Interdiction des jeux vidéo en ligne pour les mineurs : « La décision de l’Etat chinois pourrait marquer un tournant »
La Chine compterait 720 millions de joueurs, de loin le pays qui compte le plus d’adeptes et qui abrite le plus gros acteur mondial, Tencent. Mais cette interdiction ne pose pas que des questions économiques.
Il faudrait pourtant se garder de sourire de la mesure, curiosité d’Etat totalitaire, avide de formater les esprits par une censure implacable. Cette décision pourrait marquer un tournant dans une industrie devenue considérable. Le marché des jeux vidéo représente des recettes mondiales de 300 milliards de dollars en 2020 (environ 253 milliards d’euros, chiffres Accenture), soit plus que le cinéma et la musique combinés.
On compterait 2,7 milliards de joueurs sur la planète dont… 720 millions de Chinois. De loin le pays qui compte le plus d’adeptes et qui abrite le plus gros acteur mondial, Tencent, à la fois champion des médias et de la communication avec sa messagerie WeChat, un mélange de Facebook, de Vivendi et d’Ubisoft. Il contrôle des jeux stars comme PUBG et Honor of Kings, qui ont chacun généré 2,5 milliards de dollars (environ 2,1 milliards d’euros) de recettes en 2020.
Une inquiétude mondiale
« Même pas mal », s’est empressée de clamer l’entreprise en approuvant la décision de Pékin. Après tout, les mineurs ne représentent qu’une petite partie des joueurs, près de 15 % du total, dans le pays et encore moins du chiffre d’affaires. Mais les analystes ont vite pointé le risque pour la société de voir se tarir sa source de nouveaux joueurs.
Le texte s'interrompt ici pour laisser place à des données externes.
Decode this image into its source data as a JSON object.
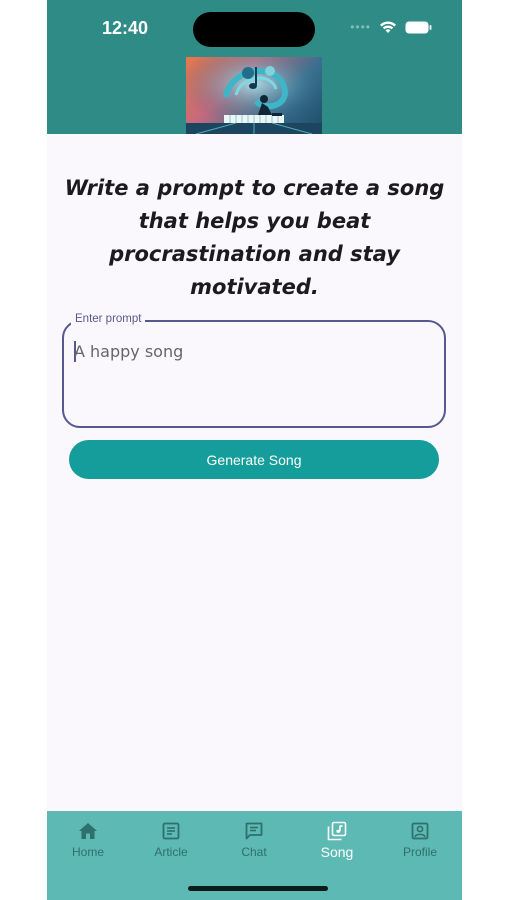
{
  "status": {
    "time": "12:40"
  },
  "main": {
    "title": "Write a prompt to create a song that helps you beat procrastination and stay motivated.",
    "prompt_label": "Enter prompt",
    "prompt_placeholder": "A happy song",
    "prompt_value": "",
    "generate_label": "Generate Song"
  },
  "nav": {
    "items": [
      {
        "label": "Home",
        "icon": "home-icon",
        "active": false
      },
      {
        "label": "Article",
        "icon": "article-icon",
        "active": false
      },
      {
        "label": "Chat",
        "icon": "chat-icon",
        "active": false
      },
      {
        "label": "Song",
        "icon": "song-icon",
        "active": true
      },
      {
        "label": "Profile",
        "icon": "profile-icon",
        "active": false
      }
    ]
  },
  "colors": {
    "header": "#2e8b85",
    "accent": "#149d9b",
    "navbar": "#5db9b4",
    "field_border": "#55598f",
    "background": "#fbf8fd"
  }
}
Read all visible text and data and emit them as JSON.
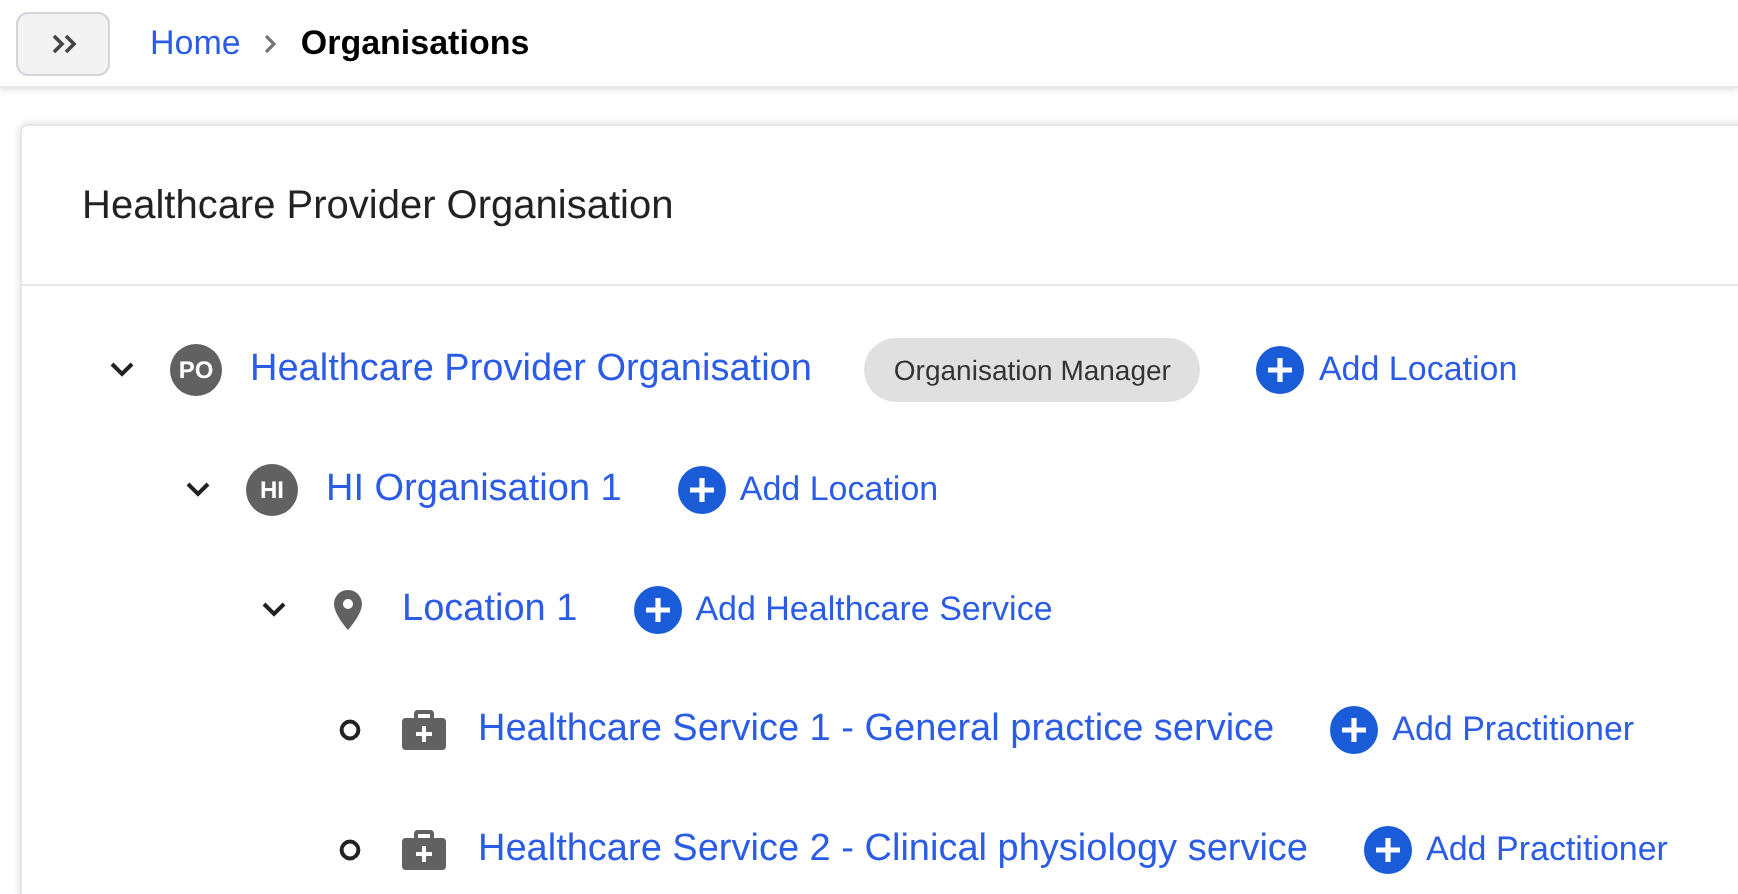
{
  "breadcrumb": [
    {
      "label": "Home",
      "current": false
    },
    {
      "label": "Organisations",
      "current": true
    }
  ],
  "card": {
    "title": "Healthcare Provider Organisation"
  },
  "tree": [
    {
      "kind": "organisation",
      "initials": "PO",
      "name": "Healthcare Provider Organisation",
      "expanded": true,
      "badge": "Organisation Manager",
      "action": "Add Location",
      "children": [
        {
          "kind": "organisation",
          "initials": "HI",
          "name": "HI Organisation 1",
          "expanded": true,
          "action": "Add Location",
          "children": [
            {
              "kind": "location",
              "name": "Location 1",
              "expanded": true,
              "action": "Add Healthcare Service",
              "children": [
                {
                  "kind": "service",
                  "name": "Healthcare Service 1 - General practice service",
                  "action": "Add Practitioner"
                },
                {
                  "kind": "service",
                  "name": "Healthcare Service 2 - Clinical physiology service",
                  "action": "Add Practitioner"
                }
              ]
            }
          ]
        }
      ]
    }
  ]
}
Les trentenaires qui constituent son réservoir le plus profitable ont tous commencé en culotte courte.
Nombre de parents ne parviennent plus à domestiquer l’usage des jeux par leurs enfants dès qu’ils abordent l’adolescence et qu’ils possèdent leur smartphone
Le problème pour l’industrie du jeu vidéo est que cette décision chinoise n’est que l’expression caricaturale d’une inquiétude qui traverse le monde entier sur l’addiction des plus jeunes à des pratiques parfois destructrices de leur temps de sommeil et de leur assiduité scolaire. En 2019, l’Organisation mondiale de la santé a classé le trouble du jeu vidéo (gaming disorder) comme une véritable maladie, avec ses conséquences sur la santé, la scolarisation et la socialisation. Selon les enquêtes, seuls quelques pour-cent des adeptes sont touchés, mais leur nombre a sérieusement augmenté avec la généralisation des jeux en ligne multijoueurs sur téléphone mobile.